Consideration of the zonal distribution of the best observation locations (Fig. 12) show that the best longitudes for resolving variations of D20 tend to be west of 60°E and at 95°E off of Sumatra (Figs. 8 and 12a). The region west of 60°E corresponds to the longitudes where the interannual variations of D20 are greatest (Fig. 5a) and is also where the largest amplitudes in the IOD are known to occur (Saji et al. 1999; Webster et al. 1999). Similarly, the best longitudes for resolving the intraseasonal MLD tend to be around 90°E. Again, this region has been identified by Webster et al. (2002) as the site where intraseasonal oscillations have the largest amplitude.

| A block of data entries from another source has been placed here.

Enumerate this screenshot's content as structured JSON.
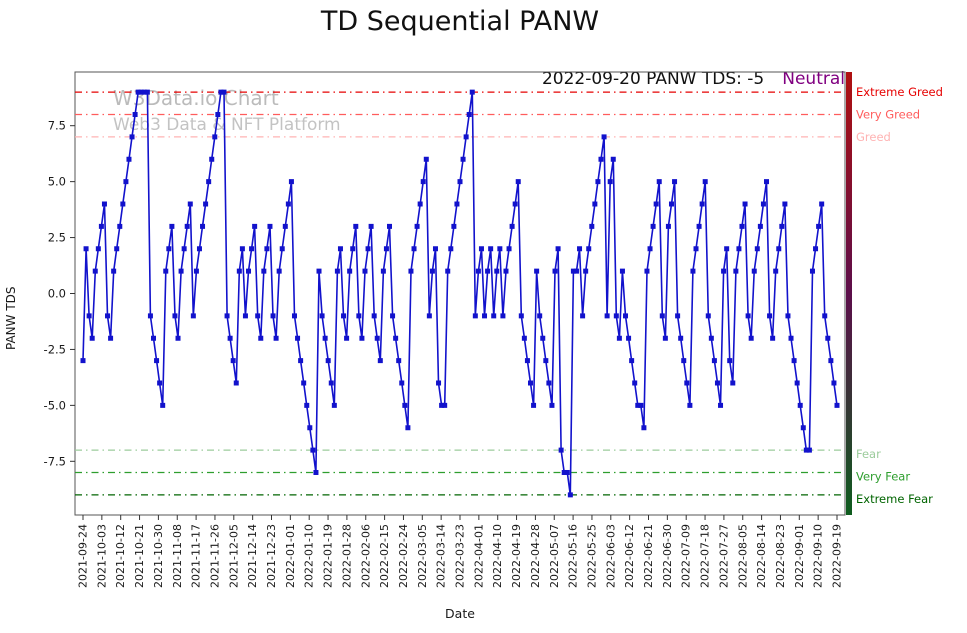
{
  "chart_data": {
    "type": "line",
    "title": "TD Sequential PANW",
    "xlabel": "Date",
    "ylabel": "PANW TDS",
    "annotation": {
      "text": "2022-09-20 PANW TDS: -5",
      "status": "Neutral",
      "status_color": "#800080"
    },
    "watermark": {
      "line1": "W3Data.io Chart",
      "line2": "Web3 Data & NFT Platform"
    },
    "legend_position": "none",
    "grid": false,
    "ylim": [
      -9.9,
      9.9
    ],
    "y_ticks": [
      -7.5,
      -5.0,
      -2.5,
      0.0,
      2.5,
      5.0,
      7.5
    ],
    "x_tick_labels": [
      "2021-09-24",
      "2021-10-03",
      "2021-10-12",
      "2021-10-21",
      "2021-10-30",
      "2021-11-08",
      "2021-11-17",
      "2021-11-26",
      "2021-12-05",
      "2021-12-14",
      "2021-12-23",
      "2022-01-01",
      "2022-01-10",
      "2022-01-19",
      "2022-01-28",
      "2022-02-06",
      "2022-02-15",
      "2022-02-24",
      "2022-03-05",
      "2022-03-14",
      "2022-03-23",
      "2022-04-01",
      "2022-04-10",
      "2022-04-19",
      "2022-04-28",
      "2022-05-07",
      "2022-05-16",
      "2022-05-25",
      "2022-06-03",
      "2022-06-12",
      "2022-06-21",
      "2022-06-30",
      "2022-07-09",
      "2022-07-18",
      "2022-07-27",
      "2022-08-05",
      "2022-08-14",
      "2022-08-23",
      "2022-09-01",
      "2022-09-10",
      "2022-09-19"
    ],
    "threshold_lines": [
      {
        "y": 9,
        "label": "Extreme Greed",
        "color": "#e60000"
      },
      {
        "y": 8,
        "label": "Very Greed",
        "color": "#ff5c5c"
      },
      {
        "y": 7,
        "label": "Greed",
        "color": "#ffb3b3"
      },
      {
        "y": -7,
        "label": "Fear",
        "color": "#9ccc9c"
      },
      {
        "y": -8,
        "label": "Very Fear",
        "color": "#2e9e2e"
      },
      {
        "y": -9,
        "label": "Extreme Fear",
        "color": "#006400"
      }
    ],
    "sentiment_bar_colors": [
      "#b01010",
      "#5c0e4a",
      "#0e5c1e"
    ],
    "series": [
      {
        "name": "PANW TDS",
        "color": "#1212cc",
        "marker": "square",
        "values": [
          -3,
          2,
          -1,
          -2,
          1,
          2,
          3,
          4,
          -1,
          -2,
          1,
          2,
          3,
          4,
          5,
          6,
          7,
          8,
          9,
          9,
          9,
          9,
          -1,
          -2,
          -3,
          -4,
          -5,
          1,
          2,
          3,
          -1,
          -2,
          1,
          2,
          3,
          4,
          -1,
          1,
          2,
          3,
          4,
          5,
          6,
          7,
          8,
          9,
          9,
          -1,
          -2,
          -3,
          -4,
          1,
          2,
          -1,
          1,
          2,
          3,
          -1,
          -2,
          1,
          2,
          3,
          -1,
          -2,
          1,
          2,
          3,
          4,
          5,
          -1,
          -2,
          -3,
          -4,
          -5,
          -6,
          -7,
          -8,
          1,
          -1,
          -2,
          -3,
          -4,
          -5,
          1,
          2,
          -1,
          -2,
          1,
          2,
          3,
          -1,
          -2,
          1,
          2,
          3,
          -1,
          -2,
          -3,
          1,
          2,
          3,
          -1,
          -2,
          -3,
          -4,
          -5,
          -6,
          1,
          2,
          3,
          4,
          5,
          6,
          -1,
          1,
          2,
          -4,
          -5,
          -5,
          1,
          2,
          3,
          4,
          5,
          6,
          7,
          8,
          9,
          -1,
          1,
          2,
          -1,
          1,
          2,
          -1,
          1,
          2,
          -1,
          1,
          2,
          3,
          4,
          5,
          -1,
          -2,
          -3,
          -4,
          -5,
          1,
          -1,
          -2,
          -3,
          -4,
          -5,
          1,
          2,
          -7,
          -8,
          -8,
          -9,
          1,
          1,
          2,
          -1,
          1,
          2,
          3,
          4,
          5,
          6,
          7,
          -1,
          5,
          6,
          -1,
          -2,
          1,
          -1,
          -2,
          -3,
          -4,
          -5,
          -5,
          -6,
          1,
          2,
          3,
          4,
          5,
          -1,
          -2,
          3,
          4,
          5,
          -1,
          -2,
          -3,
          -4,
          -5,
          1,
          2,
          3,
          4,
          5,
          -1,
          -2,
          -3,
          -4,
          -5,
          1,
          2,
          -3,
          -4,
          1,
          2,
          3,
          4,
          -1,
          -2,
          1,
          2,
          3,
          4,
          5,
          -1,
          -2,
          1,
          2,
          3,
          4,
          -1,
          -2,
          -3,
          -4,
          -5,
          -6,
          -7,
          -7,
          1,
          2,
          3,
          4,
          -1,
          -2,
          -3,
          -4,
          -5
        ]
      }
    ]
  }
}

The RF maps (Fig. 8) and the consolidated array (Fig. 9) demonstrate that the best locations for monitoring seasonal to interannual variations are south of 8°S, at about 4°–5° from the equator and along the coast of Indonesia. These regions correspond to the locations of the maximum amplitude of seasonal Rossby waves (Masumoto and Meyers 1998; Schouten et al. 2002), equatorial Rossby waves, and strong IOD events (Murtugudde et al. 2000), respectively, and were also identified as key observation locations by Ballabrera-Poy et al. (2007).

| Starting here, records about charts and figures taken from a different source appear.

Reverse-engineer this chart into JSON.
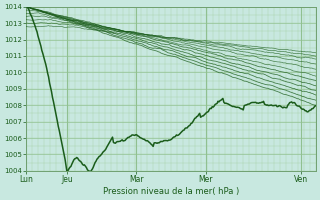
{
  "xlabel": "Pression niveau de la mer( hPa )",
  "ylim": [
    1004,
    1014
  ],
  "yticks": [
    1004,
    1005,
    1006,
    1007,
    1008,
    1009,
    1010,
    1011,
    1012,
    1013,
    1014
  ],
  "xtick_labels": [
    "Lun",
    "Jeu",
    "Mar",
    "Mer",
    "Ven"
  ],
  "xtick_positions": [
    0.0,
    0.14,
    0.38,
    0.62,
    0.95
  ],
  "bg_color": "#c8e8e0",
  "grid_color_major": "#90c090",
  "grid_color_minor": "#a8d4a8",
  "line_color": "#1a5c1a",
  "spine_color": "#70a070"
}
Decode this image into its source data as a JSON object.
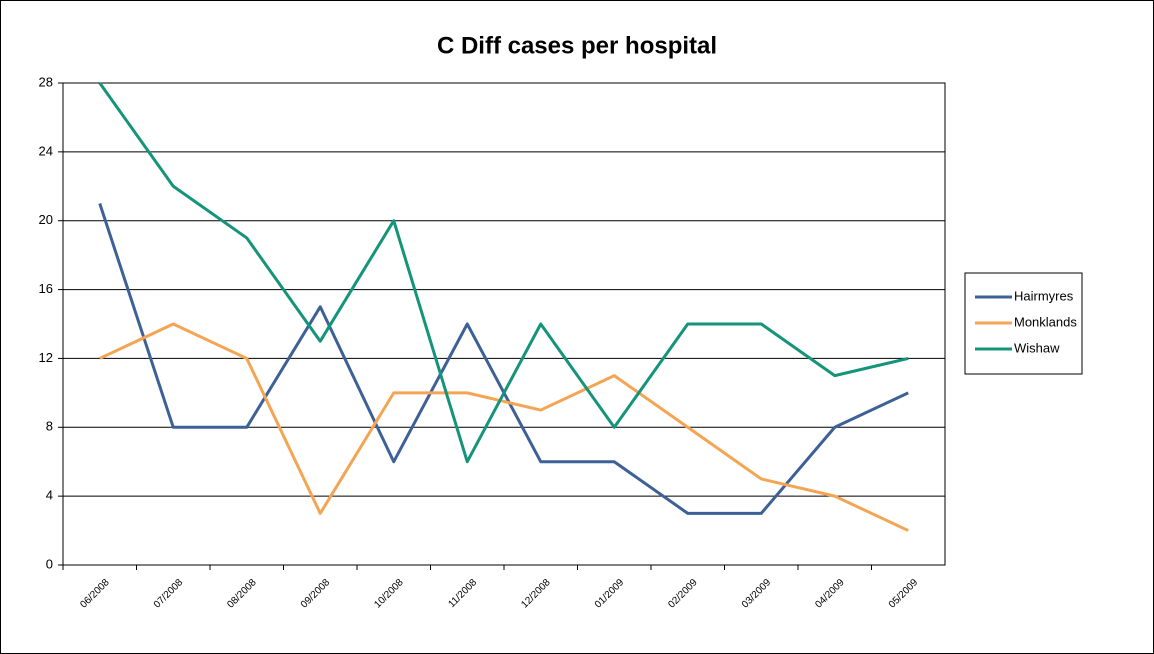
{
  "chart_data": {
    "type": "line",
    "title": "C Diff cases per hospital",
    "categories": [
      "06/2008",
      "07/2008",
      "08/2008",
      "09/2008",
      "10/2008",
      "11/2008",
      "12/2008",
      "01/2009",
      "02/2009",
      "03/2009",
      "04/2009",
      "05/2009"
    ],
    "series": [
      {
        "name": "Hairmyres",
        "color": "#3d6196",
        "values": [
          21,
          8,
          8,
          15,
          6,
          14,
          6,
          6,
          3,
          3,
          8,
          10
        ]
      },
      {
        "name": "Monklands",
        "color": "#f4a553",
        "values": [
          12,
          14,
          12,
          3,
          10,
          10,
          9,
          11,
          8,
          5,
          4,
          2
        ]
      },
      {
        "name": "Wishaw",
        "color": "#14947a",
        "values": [
          28,
          22,
          19,
          13,
          20,
          6,
          14,
          8,
          14,
          14,
          11,
          12
        ]
      }
    ],
    "ylim": [
      0,
      28
    ],
    "yticks": [
      0,
      4,
      8,
      12,
      16,
      20,
      24,
      28
    ],
    "grid": true,
    "legend": "right"
  }
}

We find that the best locations for resolving the intraseasonal variability are along the equator, and particularly east of 70°E. We note that the consolidated array that we present in Fig. 8c includes a mooring line at about 95°E that extends from 5°S to 10°N. This is similar to the optimal array proposed by Ballabrera-Poy et al. (2007), who identified that an optimal array includes a mooring line at 95°E that extends from 12°S to 10°N. The proposed array includes a mooring line at 95°E that extends from 14° to 3°S and is supplemented by a mooring line at 90°E that extends from the equator to 15°N (Fig. 1). We also identified the importance of a mooring array south of India, at 77°E that is similarly identified as being important by Ballabrera-Poy et al. (2007) at about 76°E.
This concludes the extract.